This article at the New York Times made me laugh quite a bit this morning:
LAST fall, David A. Green was looking forward to his new job at a Manhattan real estate brokerage. Finally, he would be able to shed the e-mail confusion that plagued him because of the two other David Greens at his company.
No such luck. At his new company, Cushman & Wakefield, there was yet another David Green. And that Mr. Green already held the coveted e-mail name David_Green, following the company's convention for e-mail addresses.
At his old company, CB Richard Ellis, he had been, reluctantly, David.A.Green. Now he became David_A_Green. Hundreds of his e-mail messages went to the wrong David Green.
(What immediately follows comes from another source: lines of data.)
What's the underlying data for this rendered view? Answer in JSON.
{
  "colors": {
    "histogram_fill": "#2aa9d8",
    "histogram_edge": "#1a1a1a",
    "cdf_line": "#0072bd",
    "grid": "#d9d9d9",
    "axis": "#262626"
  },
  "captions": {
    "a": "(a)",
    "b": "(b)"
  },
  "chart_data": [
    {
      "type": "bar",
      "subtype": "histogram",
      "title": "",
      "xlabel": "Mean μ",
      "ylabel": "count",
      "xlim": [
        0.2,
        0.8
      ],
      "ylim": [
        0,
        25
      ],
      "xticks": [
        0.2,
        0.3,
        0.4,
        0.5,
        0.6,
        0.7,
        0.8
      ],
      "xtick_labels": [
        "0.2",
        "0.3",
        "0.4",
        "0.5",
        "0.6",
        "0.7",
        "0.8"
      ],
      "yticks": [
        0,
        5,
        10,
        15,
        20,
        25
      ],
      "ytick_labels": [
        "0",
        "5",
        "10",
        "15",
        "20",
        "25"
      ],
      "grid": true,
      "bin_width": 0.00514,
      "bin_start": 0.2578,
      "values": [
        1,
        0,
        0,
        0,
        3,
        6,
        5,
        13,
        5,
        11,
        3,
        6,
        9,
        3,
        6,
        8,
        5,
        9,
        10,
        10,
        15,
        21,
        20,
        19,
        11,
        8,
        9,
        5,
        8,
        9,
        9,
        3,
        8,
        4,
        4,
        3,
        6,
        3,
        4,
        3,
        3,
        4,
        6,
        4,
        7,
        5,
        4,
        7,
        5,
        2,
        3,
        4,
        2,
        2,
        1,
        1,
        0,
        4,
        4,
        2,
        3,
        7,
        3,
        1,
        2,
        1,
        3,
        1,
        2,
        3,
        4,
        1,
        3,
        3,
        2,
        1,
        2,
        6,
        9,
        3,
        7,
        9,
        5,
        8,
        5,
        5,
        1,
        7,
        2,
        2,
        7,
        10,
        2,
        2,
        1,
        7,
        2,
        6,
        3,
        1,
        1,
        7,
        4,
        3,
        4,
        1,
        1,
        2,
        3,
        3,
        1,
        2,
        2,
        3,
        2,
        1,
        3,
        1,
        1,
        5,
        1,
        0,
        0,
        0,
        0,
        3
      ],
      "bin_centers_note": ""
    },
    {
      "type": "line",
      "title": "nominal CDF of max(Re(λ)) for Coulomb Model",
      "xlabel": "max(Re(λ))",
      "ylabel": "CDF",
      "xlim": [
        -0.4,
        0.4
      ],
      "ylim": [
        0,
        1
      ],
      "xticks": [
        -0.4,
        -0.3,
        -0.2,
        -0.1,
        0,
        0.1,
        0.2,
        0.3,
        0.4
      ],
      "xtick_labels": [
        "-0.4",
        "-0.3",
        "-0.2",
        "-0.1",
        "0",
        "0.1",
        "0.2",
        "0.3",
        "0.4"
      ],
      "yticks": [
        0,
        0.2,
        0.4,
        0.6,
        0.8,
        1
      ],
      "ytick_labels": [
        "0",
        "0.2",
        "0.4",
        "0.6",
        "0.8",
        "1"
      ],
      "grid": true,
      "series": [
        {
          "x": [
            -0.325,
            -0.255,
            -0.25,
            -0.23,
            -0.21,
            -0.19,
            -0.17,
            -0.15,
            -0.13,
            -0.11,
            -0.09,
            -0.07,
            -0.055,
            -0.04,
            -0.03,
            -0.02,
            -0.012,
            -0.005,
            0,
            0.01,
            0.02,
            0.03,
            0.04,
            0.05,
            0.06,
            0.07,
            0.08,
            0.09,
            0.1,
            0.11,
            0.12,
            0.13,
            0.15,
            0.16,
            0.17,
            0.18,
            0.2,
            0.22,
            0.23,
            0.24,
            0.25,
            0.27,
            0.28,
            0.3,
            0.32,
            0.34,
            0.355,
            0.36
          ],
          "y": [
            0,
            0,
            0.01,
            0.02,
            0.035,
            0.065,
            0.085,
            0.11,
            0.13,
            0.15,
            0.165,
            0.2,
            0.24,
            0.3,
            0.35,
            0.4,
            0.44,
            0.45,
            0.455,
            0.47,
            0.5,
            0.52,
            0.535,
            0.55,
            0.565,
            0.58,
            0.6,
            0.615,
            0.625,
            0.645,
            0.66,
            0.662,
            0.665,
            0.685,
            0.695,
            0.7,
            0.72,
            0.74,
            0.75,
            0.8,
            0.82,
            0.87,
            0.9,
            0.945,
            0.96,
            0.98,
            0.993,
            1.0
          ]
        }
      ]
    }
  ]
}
"I would have been better off being at his desk than at mine," said David A. Green, noting that the original, initial-free David Green is "most gracious about sending me the volumes of e-mails that go to him." [via New York Times: Technology]
So why did I find this amusing? This isn't a new topic. The sendmail FAQ has had a question on this forever (or at least since 1997). It still amazes me that people don't think that this might be a problem. When I was in college pretty much everyone had four character email addresses in the format (first initial)(second initial)(random alphanumeric)(random alphanumeric). Mine was gb1d. I can still remember pretty much all my friend's addresses from then too. It also helps to keep out people just spamming by sending emails to any old firstname_lastname address.